After reading Kristen's blog today, I couldn't help but repost my reply to it; the topic is simply too important.
Our country is out of control, eating itself into oblivion, cutting physical education classes, offering sub-standard school lunches. It's embarrassing. I mean, seriously.
About ten years ago, I got a ticket for running a red light—on my bicycle. I remember pleading to the cop's sense of the absurd: "Come on, man... I'm on a bicycle. Do you think I really need a ticket for this?"
He smiled. "I'll tell you the same thing a cop told me when he caught me speeding years ago—the only way I know you'll change your behavior is if I hit you in the pocketbook." That was a $275 lesson and I've never run a red light on my bike again. Lesson learned.
Anyone can learn new behavior if the stick is painful enough. If there's a tastier carrot, even better, but the stick has to hurt, too.
We need to make fat food unpopular. We need to make it expensive. I know that might have massive implications for the fast food industry and my response can be summed up in two words:
KFC, McDonald's, Taco Bell... all you guys can blow me. You're giving Americans loaded guns and saying we're pulling the trigger ourselves. Okay, I'll give you that... so let's price the guns at $1000 instead of $100 and see how that affects the equation.
My idea is a fat tax. I explained it in Kristen's blog today:
The pendulum has reached its apogee for our adoration of fat food and the trend is ever so slowly coming back. It may take a generation of people getting diabetes and gastric bypass before we start to realize that our health care system carries the greatest financial burden of bad dieting, which means we all pay for everyone's bad choices.
My wife thinks I'm crazy, but I have the solution to this fast food mess—a fat tax.

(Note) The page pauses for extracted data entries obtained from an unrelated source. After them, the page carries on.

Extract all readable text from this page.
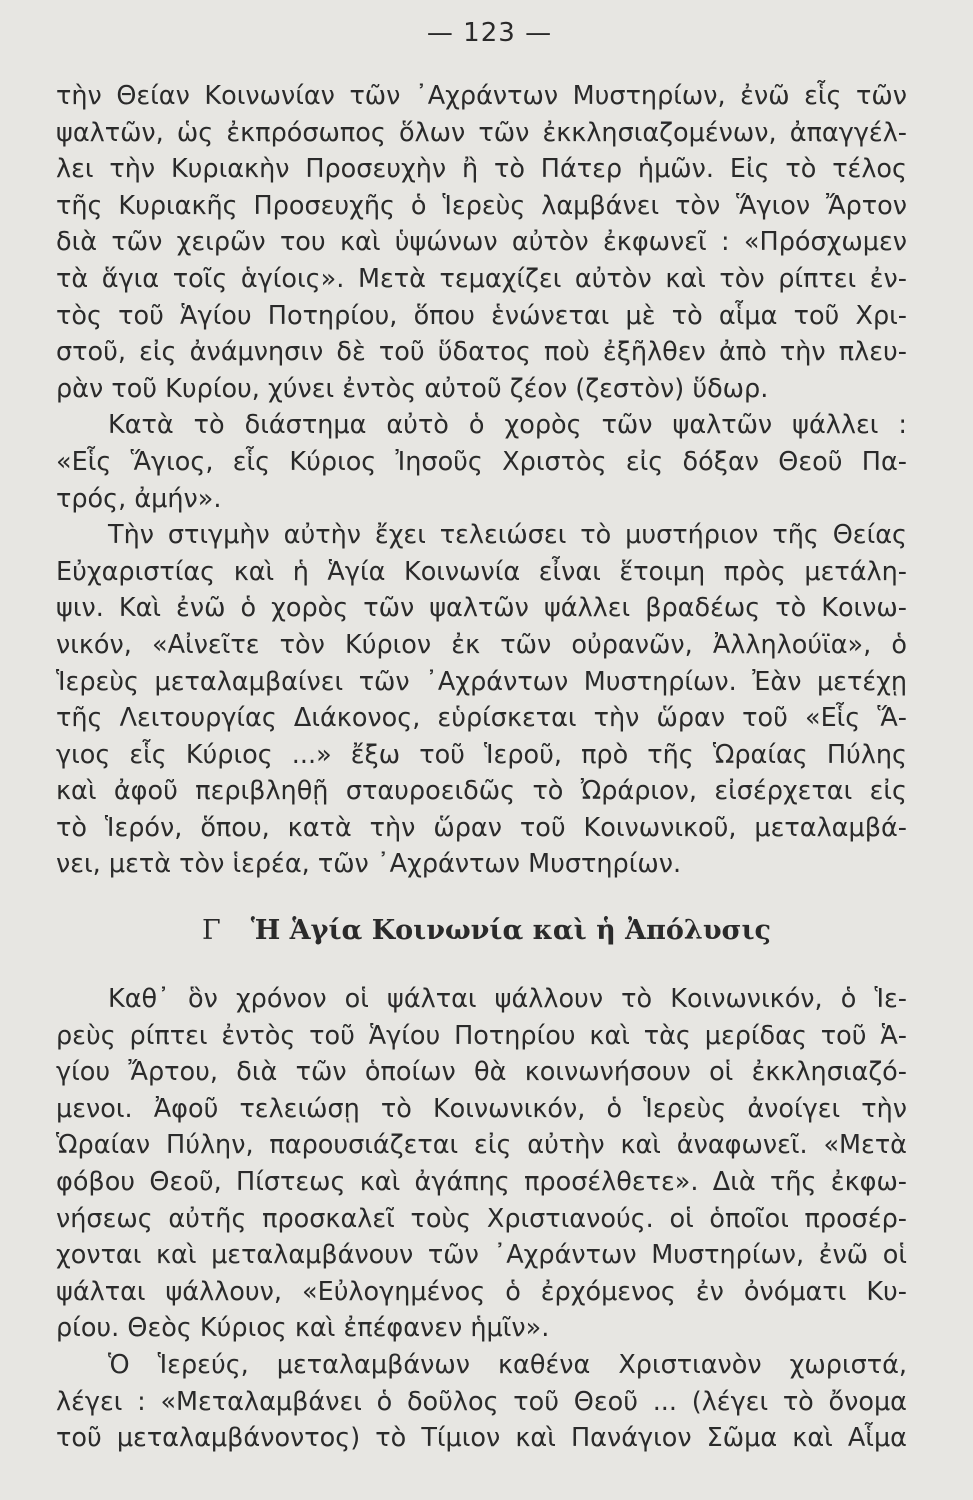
— 123 —
τὴν Θείαν Κοινωνίαν τῶν ᾿Αχράντων Μυστηρίων, ἐνῶ εἷς τῶν
ψαλτῶν, ὡς ἐκπρόσωπος ὅλων τῶν ἐκκλησιαζομένων, ἀπαγγέλ-
λει τὴν Κυριακὴν Προσευχὴν ἢ τὸ Πάτερ ἡμῶν. Εἰς τὸ τέλος
τῆς Κυριακῆς Προσευχῆς ὁ Ἱερεὺς λαμβάνει τὸν Ἅγιον Ἄρτον
διὰ τῶν χειρῶν του καὶ ὑψώνων αὐτὸν ἐκφωνεῖ : «Πρόσχωμεν
τὰ ἅγια τοῖς ἁγίοις». Μετὰ τεμαχίζει αὐτὸν καὶ τὸν ρίπτει ἐν-
τὸς τοῦ Ἁγίου Ποτηρίου, ὅπου ἑνώνεται μὲ τὸ αἷμα τοῦ Χρι-
στοῦ, εἰς ἀνάμνησιν δὲ τοῦ ὕδατος ποὺ ἐξῆλθεν ἀπὸ τὴν πλευ-
ρὰν τοῦ Κυρίου, χύνει ἐντὸς αὐτοῦ ζέον (ζεστὸν) ὕδωρ.
Κατὰ τὸ διάστημα αὐτὸ ὁ χορὸς τῶν ψαλτῶν ψάλλει :
«Εἷς Ἅγιος, εἷς Κύριος Ἰησοῦς Χριστὸς εἰς δόξαν Θεοῦ Πα-
τρός, ἀμήν».
Τὴν στιγμὴν αὐτὴν ἔχει τελειώσει τὸ μυστήριον τῆς Θείας
Εὐχαριστίας καὶ ἡ Ἁγία Κοινωνία εἶναι ἕτοιμη πρὸς μετάλη-
ψιν. Καὶ ἐνῶ ὁ χορὸς τῶν ψαλτῶν ψάλλει βραδέως τὸ Κοινω-
νικόν, «Αἰνεῖτε τὸν Κύριον ἐκ τῶν οὐρανῶν, Ἀλληλούϊα», ὁ
Ἱερεὺς μεταλαμβαίνει τῶν ᾿Αχράντων Μυστηρίων. Ἐὰν μετέχῃ
τῆς Λειτουργίας Διάκονος, εὑρίσκεται τὴν ὥραν τοῦ «Εἷς Ἅ-
γιος εἷς Κύριος ...» ἔξω τοῦ Ἱεροῦ, πρὸ τῆς Ὡραίας Πύλης
καὶ ἀφοῦ περιβληθῇ σταυροειδῶς τὸ Ὠράριον, εἰσέρχεται εἰς
τὸ Ἱερόν, ὅπου, κατὰ τὴν ὥραν τοῦ Κοινωνικοῦ, μεταλαμβά-
νει, μετὰ τὸν ἱερέα, τῶν ᾿Αχράντων Μυστηρίων.
Γ Ἡ Ἁγία Κοινωνία καὶ ἡ Ἀπόλυσις
Καθ᾿ ὃν χρόνον οἱ ψάλται ψάλλουν τὸ Κοινωνικόν, ὁ Ἱε-
ρεὺς ρίπτει ἐντὸς τοῦ Ἁγίου Ποτηρίου καὶ τὰς μερίδας τοῦ Ἁ-
γίου Ἄρτου, διὰ τῶν ὁποίων θὰ κοινωνήσουν οἱ ἐκκλησιαζό-
μενοι. Ἀφοῦ τελειώσῃ τὸ Κοινωνικόν, ὁ Ἱερεὺς ἀνοίγει τὴν
Ὡραίαν Πύλην, παρουσιάζεται εἰς αὐτὴν καὶ ἀναφωνεῖ. «Μετὰ
φόβου Θεοῦ, Πίστεως καὶ ἀγάπης προσέλθετε». Διὰ τῆς ἐκφω-
νήσεως αὐτῆς προσκαλεῖ τοὺς Χριστιανούς. οἱ ὁποῖοι προσέρ-
χονται καὶ μεταλαμβάνουν τῶν ᾿Αχράντων Μυστηρίων, ἐνῶ οἱ
ψάλται ψάλλουν, «Εὐλογημένος ὁ ἐρχόμενος ἐν ὀνόματι Κυ-
ρίου. Θεὸς Κύριος καὶ ἐπέφανεν ἡμῖν».
Ὁ Ἱερεύς, μεταλαμβάνων καθένα Χριστιανὸν χωριστά,
λέγει : «Μεταλαμβάνει ὁ δοῦλος τοῦ Θεοῦ ... (λέγει τὸ ὄνομα
τοῦ μεταλαμβάνοντος) τὸ Τίμιον καὶ Πανάγιον Σῶμα καὶ Αἷμα
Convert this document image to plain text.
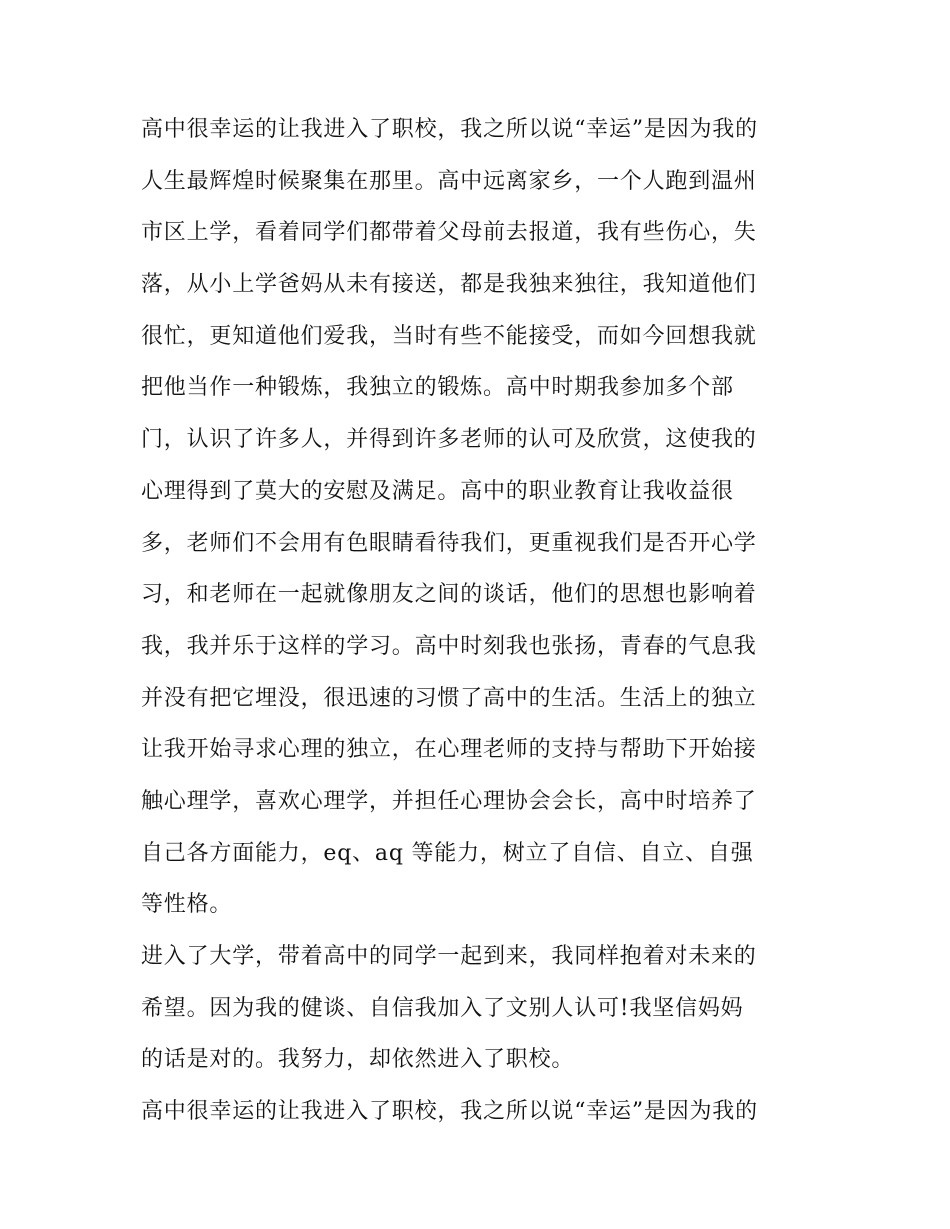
高中很幸运的让我进入了职校，我之所以说“幸运”是因为我的
人生最辉煌时候聚集在那里。高中远离家乡，一个人跑到温州
市区上学，看着同学们都带着父母前去报道，我有些伤心，失
落，从小上学爸妈从未有接送，都是我独来独往，我知道他们
很忙，更知道他们爱我，当时有些不能接受，而如今回想我就
把他当作一种锻炼，我独立的锻炼。高中时期我参加多个部
门，认识了许多人，并得到许多老师的认可及欣赏，这使我的
心理得到了莫大的安慰及满足。高中的职业教育让我收益很
多，老师们不会用有色眼睛看待我们，更重视我们是否开心学
习，和老师在一起就像朋友之间的谈话，他们的思想也影响着
我，我并乐于这样的学习。高中时刻我也张扬，青春的气息我
并没有把它埋没，很迅速的习惯了高中的生活。生活上的独立
让我开始寻求心理的独立，在心理老师的支持与帮助下开始接
触心理学，喜欢心理学，并担任心理协会会长，高中时培养了
自己各方面能力，eq、aq 等能力，树立了自信、自立、自强
等性格。
进入了大学，带着高中的同学一起到来，我同样抱着对未来的
希望。因为我的健谈、自信我加入了文别人认可!我坚信妈妈
的话是对的。我努力，却依然进入了职校。
高中很幸运的让我进入了职校，我之所以说“幸运”是因为我的
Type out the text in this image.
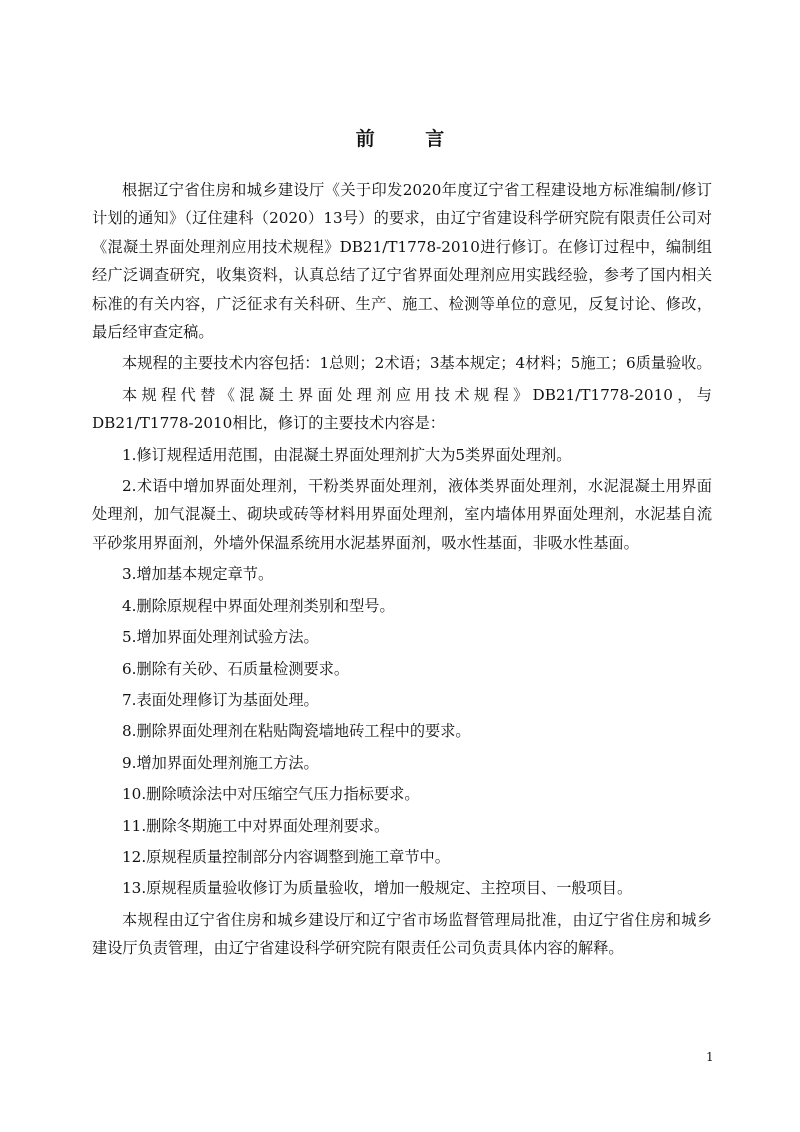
前 言

根据辽宁省住房和城乡建设厅《关于印发2020年度辽宁省工程建设地方标准编制/修订计划的通知》（辽住建科（2020）13号）的要求，由辽宁省建设科学研究院有限责任公司对《混凝土界面处理剂应用技术规程》DB21/T1778-2010进行修订。在修订过程中，编制组经广泛调查研究，收集资料，认真总结了辽宁省界面处理剂应用实践经验，参考了国内相关标准的有关内容，广泛征求有关科研、生产、施工、检测等单位的意见，反复讨论、修改，最后经审查定稿。

本规程的主要技术内容包括：1总则；2术语；3基本规定；4材料；5施工；6质量验收。

本规程代替《混凝土界面处理剂应用技术规程》DB21/T1778-2010，与DB21/T1778-2010相比，修订的主要技术内容是：

1.修订规程适用范围，由混凝土界面处理剂扩大为5类界面处理剂。

2.术语中增加界面处理剂，干粉类界面处理剂，液体类界面处理剂，水泥混凝土用界面处理剂，加气混凝土、砌块或砖等材料用界面处理剂，室内墙体用界面处理剂，水泥基自流平砂浆用界面剂，外墙外保温系统用水泥基界面剂，吸水性基面，非吸水性基面。

3.增加基本规定章节。

4.删除原规程中界面处理剂类别和型号。

5.增加界面处理剂试验方法。

6.删除有关砂、石质量检测要求。

7.表面处理修订为基面处理。

8.删除界面处理剂在粘贴陶瓷墙地砖工程中的要求。

9.增加界面处理剂施工方法。

10.删除喷涂法中对压缩空气压力指标要求。

11.删除冬期施工中对界面处理剂要求。

12.原规程质量控制部分内容调整到施工章节中。

13.原规程质量验收修订为质量验收，增加一般规定、主控项目、一般项目。

本规程由辽宁省住房和城乡建设厅和辽宁省市场监督管理局批准，由辽宁省住房和城乡建设厅负责管理，由辽宁省建设科学研究院有限责任公司负责具体内容的解释。

1
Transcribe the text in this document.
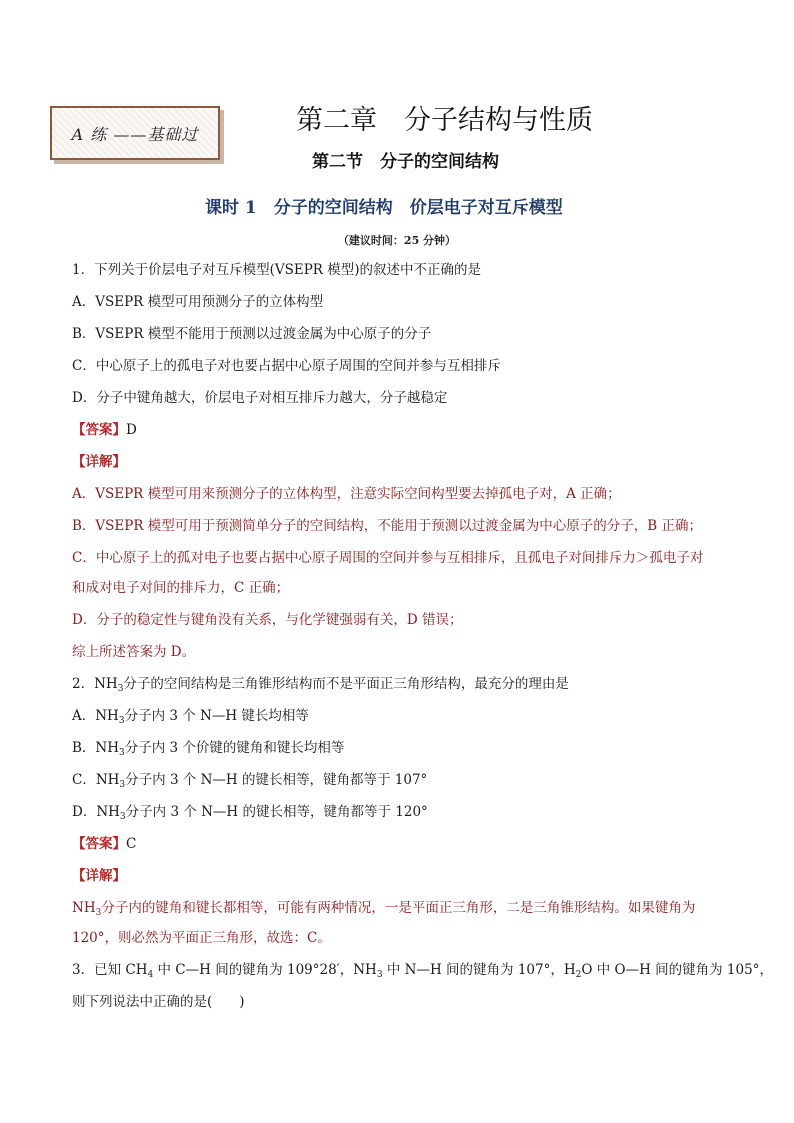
A 练 ——基础过	第二章　分子结构与性质
第二节　分子的空间结构
课时 1　分子的空间结构　价层电子对互斥模型
（建议时间：25 分钟）
1．下列关于价层电子对互斥模型(VSEPR 模型)的叙述中不正确的是
A．VSEPR 模型可用预测分子的立体构型
B．VSEPR 模型不能用于预测以过渡金属为中心原子的分子
C．中心原子上的孤电子对也要占据中心原子周围的空间并参与互相排斥
D．分子中键角越大，价层电子对相互排斥力越大，分子越稳定
【答案】D
【详解】
A．VSEPR 模型可用来预测分子的立体构型，注意实际空间构型要去掉孤电子对，A 正确；
B．VSEPR 模型可用于预测简单分子的空间结构，不能用于预测以过渡金属为中心原子的分子，B 正确；
C．中心原子上的孤对电子也要占据中心原子周围的空间并参与互相排斥，且孤电子对间排斥力＞孤电子对
和成对电子对间的排斥力，C 正确；
D．分子的稳定性与键角没有关系，与化学键强弱有关，D 错误；
综上所述答案为 D。
2．$NH_3$分子的空间结构是三角锥形结构而不是平面正三角形结构，最充分的理由是
A．$NH_3$分子内 3 个 N—H 键长均相等
B．$NH_3$分子内 3 个价键的键角和键长均相等
C．$NH_3$分子内 3 个 N—H 的键长相等，键角都等于 107°
D．$NH_3$分子内 3 个 N—H 的键长相等，键角都等于 120°
【答案】C
【详解】
$NH_3$分子内的键角和键长都相等，可能有两种情况，一是平面正三角形，二是三角锥形结构。如果键角为
120°，则必然为平面正三角形，故选：C。
3．已知 $CH_4$ 中 C—H 间的键角为 109°28′，$NH_3$ 中 N—H 间的键角为 107°，$H_2O$ 中 O—H 间的键角为 105°，
则下列说法中正确的是(　　)
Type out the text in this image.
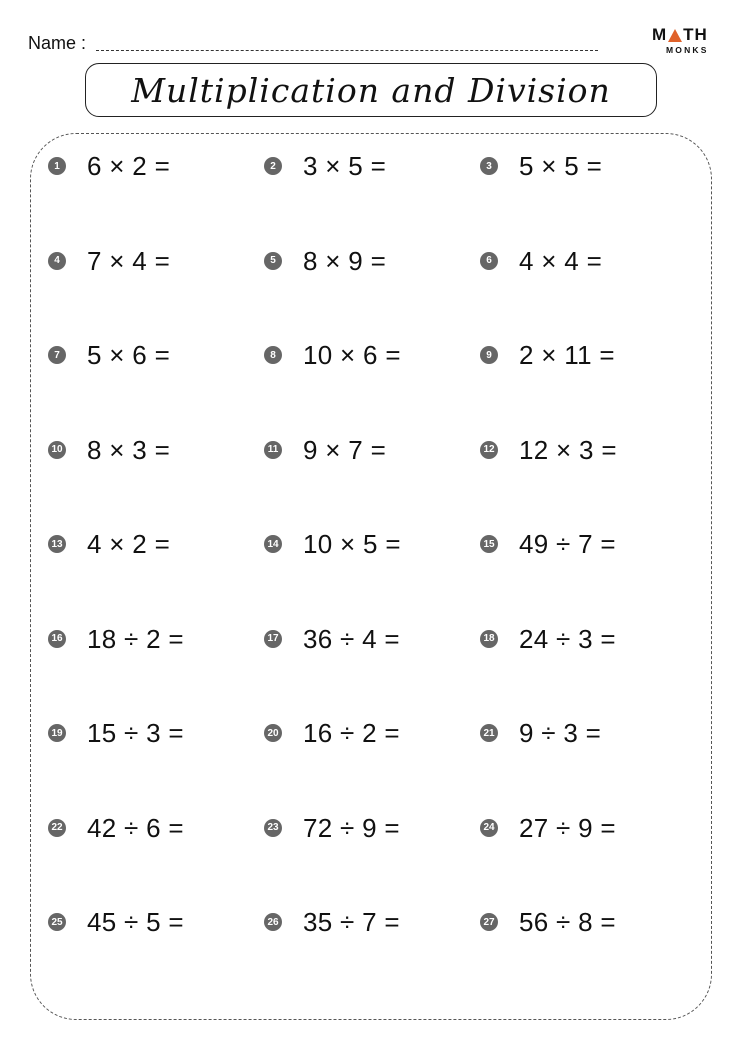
Name :	M TH
MONKS
Multiplication and Division
1 6 × 2 =	2 3 × 5 =	3 5 × 5 =
4 7 × 4 =	5 8 × 9 =	6 4 × 4 =
7 5 × 6 =	8 10 × 6 =	9 2 × 11 =
10 8 × 3 =	11 9 × 7 =	12 12 × 3 =
13 4 × 2 =	14 10 × 5 =	15 49 ÷ 7 =
16 18 ÷ 2 =	17 36 ÷ 4 =	18 24 ÷ 3 =
19 15 ÷ 3 =	20 16 ÷ 2 =	21 9 ÷ 3 =
22 42 ÷ 6 =	23 72 ÷ 9 =	24 27 ÷ 9 =
25 45 ÷ 5 =	26 35 ÷ 7 =	27 56 ÷ 8 =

Here's my theory: you tax the restaurants for using all the stuff that makes people fat, like all the saturated fats. The more customers buy the food, the more tax they pay. The goal of a fat tax is to make fast food expensive and unpopular... and then use that new tax revenue to subsidize healthy food alternatives which are more expensive than fast food. That eliminates the "but you're taxing the poor" argument because you'd be driving poor people to buy a 99¢ smoked turkey sandwich on wheat, rather than a chewy fat pill like a double-bacon cheeseburger.
Of course, a fat tax would be incredibly unfair for big businesses and their profit margins, but you have to ask yourself when enough fat American is enough; government is meant to represent the people's interests—NOT big business' interests—and (sadly) the only way the average citizen permanently modifies their behavior is when it hits them in the pocketbook.